Mushrooms on Coffee Waste : effectiveness of incorporating locally available coffee chaff for improving the effectiveness of small-scale oyster mushroom production
Due to extenuating circumstances, we have delayed the start of our research study to allow for business relocation. We plan to begin inoculating materials for the research this summer, which will allow results to be analyzed and submitted in the fall. Some of the materials have been purchased and are ready to deploy when the time comes.

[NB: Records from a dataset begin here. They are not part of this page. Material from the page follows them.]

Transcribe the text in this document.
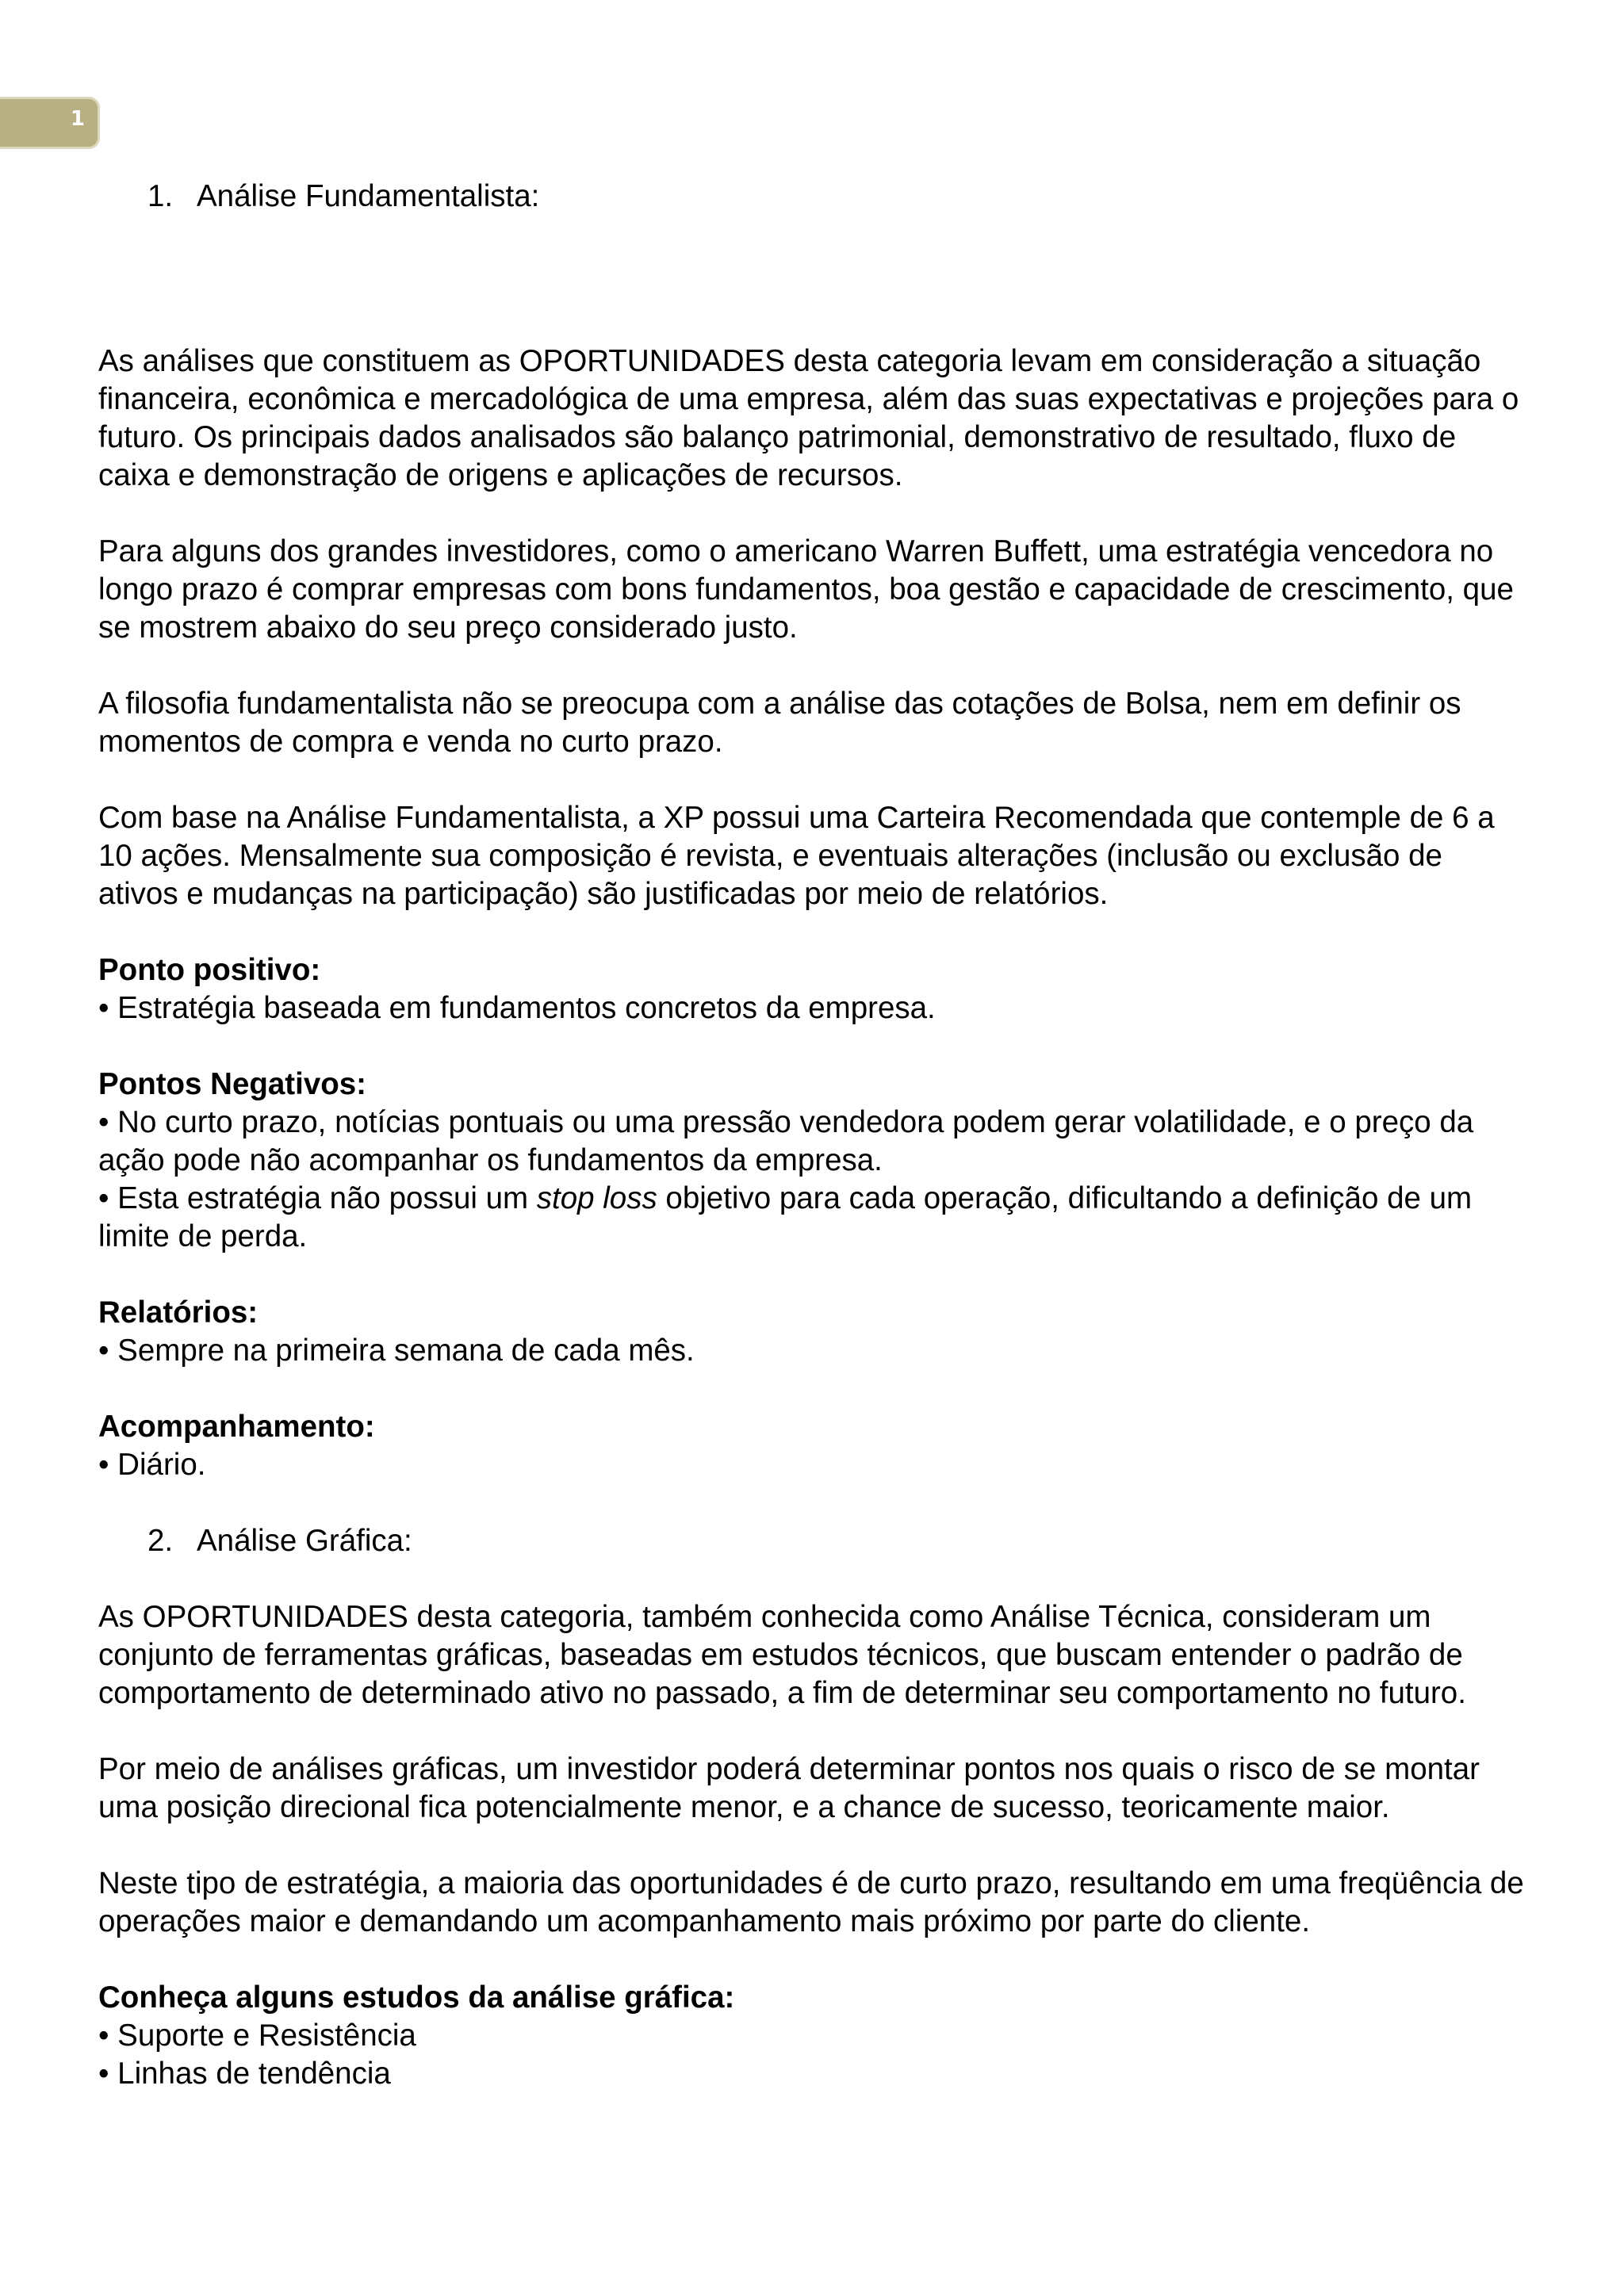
1
1. Análise Fundamentalista:

As análises que constituem as OPORTUNIDADES desta categoria levam em consideração a situação financeira, econômica e mercadológica de uma empresa, além das suas expectativas e projeções para o futuro. Os principais dados analisados são balanço patrimonial, demonstrativo de resultado, fluxo de caixa e demonstração de origens e aplicações de recursos.

Para alguns dos grandes investidores, como o americano Warren Buffett, uma estratégia vencedora no longo prazo é comprar empresas com bons fundamentos, boa gestão e capacidade de crescimento, que se mostrem abaixo do seu preço considerado justo.

A filosofia fundamentalista não se preocupa com a análise das cotações de Bolsa, nem em definir os momentos de compra e venda no curto prazo.

Com base na Análise Fundamentalista, a XP possui uma Carteira Recomendada que contemple de 6 a 10 ações. Mensalmente sua composição é revista, e eventuais alterações (inclusão ou exclusão de ativos e mudanças na participação) são justificadas por meio de relatórios.

Ponto positivo:

• Estratégia baseada em fundamentos concretos da empresa.

Pontos Negativos:

• No curto prazo, notícias pontuais ou uma pressão vendedora podem gerar volatilidade, e o preço da ação pode não acompanhar os fundamentos da empresa.

• Esta estratégia não possui um stop loss objetivo para cada operação, dificultando a definição de um limite de perda.

Relatórios:

• Sempre na primeira semana de cada mês.

Acompanhamento:

• Diário.

2. Análise Gráfica:

As OPORTUNIDADES desta categoria, também conhecida como Análise Técnica, consideram um conjunto de ferramentas gráficas, baseadas em estudos técnicos, que buscam entender o padrão de comportamento de determinado ativo no passado, a fim de determinar seu comportamento no futuro.

Por meio de análises gráficas, um investidor poderá determinar pontos nos quais o risco de se montar uma posição direcional fica potencialmente menor, e a chance de sucesso, teoricamente maior.

Neste tipo de estratégia, a maioria das oportunidades é de curto prazo, resultando em uma freqüência de operações maior e demandando um acompanhamento mais próximo por parte do cliente.

Conheça alguns estudos da análise gráfica:

• Suporte e Resistência

• Linhas de tendência
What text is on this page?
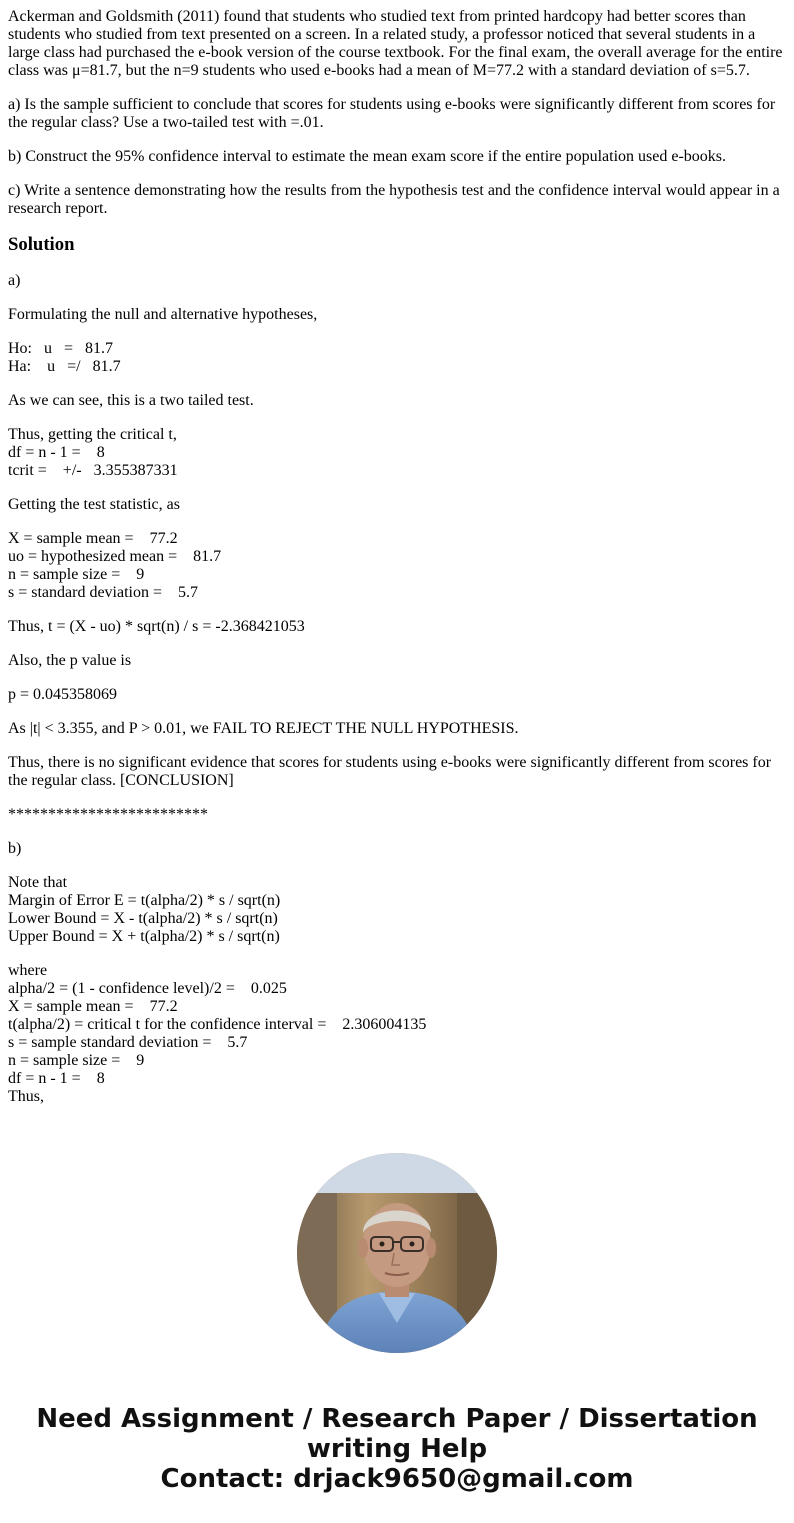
Ackerman and Goldsmith (2011) found that students who studied text from printed hardcopy had better scores than students who studied from text presented on a screen. In a related study, a professor noticed that several students in a large class had purchased the e-book version of the course textbook. For the final exam, the overall average for the entire class was μ=81.7, but the n=9 students who used e-books had a mean of M=77.2 with a standard deviation of s=5.7.

a) Is the sample sufficient to conclude that scores for students using e-books were significantly different from scores for the regular class? Use a two-tailed test with =.01.

b) Construct the 95% confidence interval to estimate the mean exam score if the entire population used e-books.

c) Write a sentence demonstrating how the results from the hypothesis test and the confidence interval would appear in a research report.

Solution

a)

Formulating the null and alternative hypotheses,

Ho:   u   =   81.7
Ha:    u   =/   81.7

As we can see, this is a two tailed test.

Thus, getting the critical t,
df = n - 1 =    8
tcrit =    +/-   3.355387331

Getting the test statistic, as

X = sample mean =    77.2
uo = hypothesized mean =    81.7
n = sample size =    9
s = standard deviation =    5.7

Thus, t = (X - uo) * sqrt(n) / s = -2.368421053

Also, the p value is

p = 0.045358069

As |t| < 3.355, and P > 0.01, we FAIL TO REJECT THE NULL HYPOTHESIS.

Thus, there is no significant evidence that scores for students using e-books were significantly different from scores for the regular class. [CONCLUSION]

*************************

b)

Note that
Margin of Error E = t(alpha/2) * s / sqrt(n)
Lower Bound = X - t(alpha/2) * s / sqrt(n)
Upper Bound = X + t(alpha/2) * s / sqrt(n)

where
alpha/2 = (1 - confidence level)/2 =    0.025
X = sample mean =    77.2
t(alpha/2) = critical t for the confidence interval =    2.306004135
s = sample standard deviation =    5.7
n = sample size =    9
df = n - 1 =    8
Thus,

Need Assignment / Research Paper / Dissertation
writing Help
Contact: drjack9650@gmail.com
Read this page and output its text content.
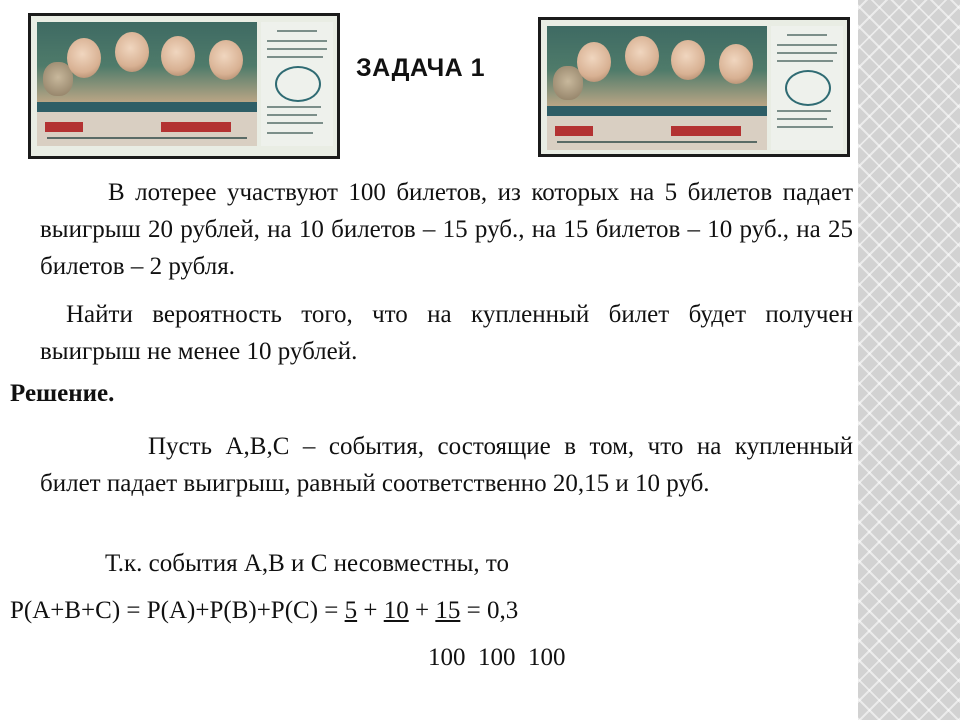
ЗАДАЧА 1

В лотерее участвуют 100 билетов, из которых на 5 билетов падает выигрыш 20 рублей, на 10 билетов – 15 руб., на 15 билетов – 10 руб., на 25 билетов – 2 рубля.

Найти вероятность того, что на купленный билет будет получен выигрыш не менее 10 рублей.

Решение.

Пусть A,B,C – события, состоящие в том, что на купленный билет падает выигрыш, равный соответственно 20,15 и 10 руб.

Т.к. события A,B и C несовместны, то

P(A+B+C) = P(A)+P(B)+P(C) = 5 + 10 + 15 = 0,3

100  100  100
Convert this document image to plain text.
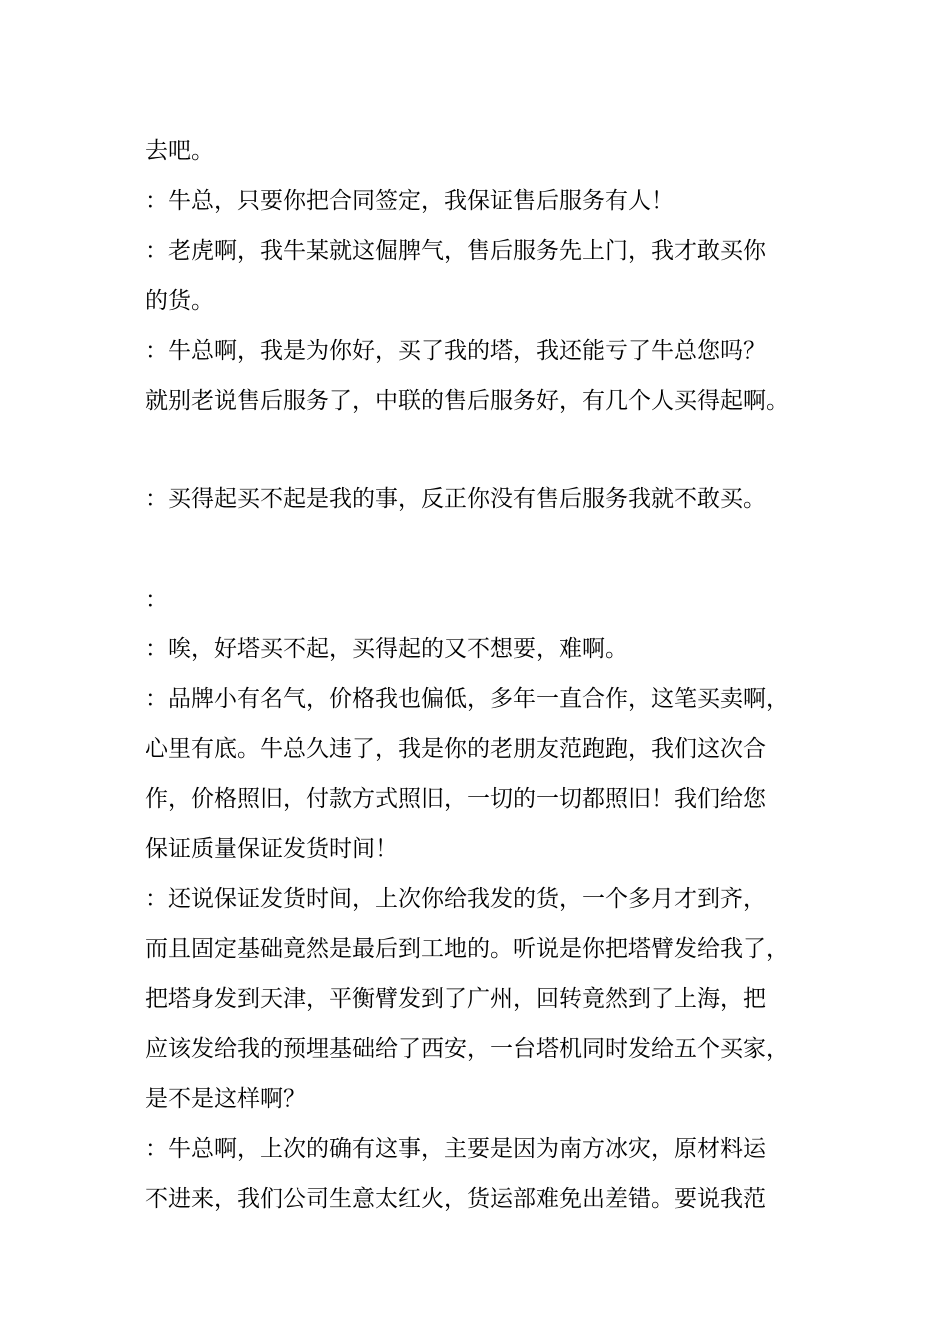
去吧。
：牛总，只要你把合同签定，我保证售后服务有人！
：老虎啊，我牛某就这倔脾气，售后服务先上门，我才敢买你
的货。
：牛总啊，我是为你好，买了我的塔，我还能亏了牛总您吗？
就别老说售后服务了，中联的售后服务好，有几个人买得起啊。
：买得起买不起是我的事，反正你没有售后服务我就不敢买。
：
：唉，好塔买不起，买得起的又不想要，难啊。
：品牌小有名气，价格我也偏低，多年一直合作，这笔买卖啊，
心里有底。牛总久违了，我是你的老朋友范跑跑，我们这次合
作，价格照旧，付款方式照旧，一切的一切都照旧！我们给您
保证质量保证发货时间！
：还说保证发货时间，上次你给我发的货，一个多月才到齐，
而且固定基础竟然是最后到工地的。听说是你把塔臂发给我了，
把塔身发到天津，平衡臂发到了广州，回转竟然到了上海，把
应该发给我的预埋基础给了西安，一台塔机同时发给五个买家，
是不是这样啊？
：牛总啊，上次的确有这事，主要是因为南方冰灾，原材料运
不进来，我们公司生意太红火，货运部难免出差错。要说我范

We have, however, experimented extensively in the past 12 months with a new coffee-based substrate formulation. Coffee is mixed with hydrated hardwood sawdust fuel pellets, and left to ferment outdoors for three to seven days. This mix can be pasteurized as with other formulations, responds acceptably to refrigeration before inoculation, and gives good fruit quality with heavier yields than this grower experienced using wheat straw-based substrates. The concept is that fermentation removes some of the richness from the substrate, resulting in a more forgiving medium that does not need to be fully sterilized.
When this mix was tested with fresh or aged hardwood sawdust, yields dropped overwhelmingly. This is likely the result of enzymes present in the sawdust that prevent decomposition (See Stamens, 1993.) We have had some success in composting fresh sawdust further for this formulation by adding wheat bran and extending the treatment time to up to fourteen days, but more testing will be necessary.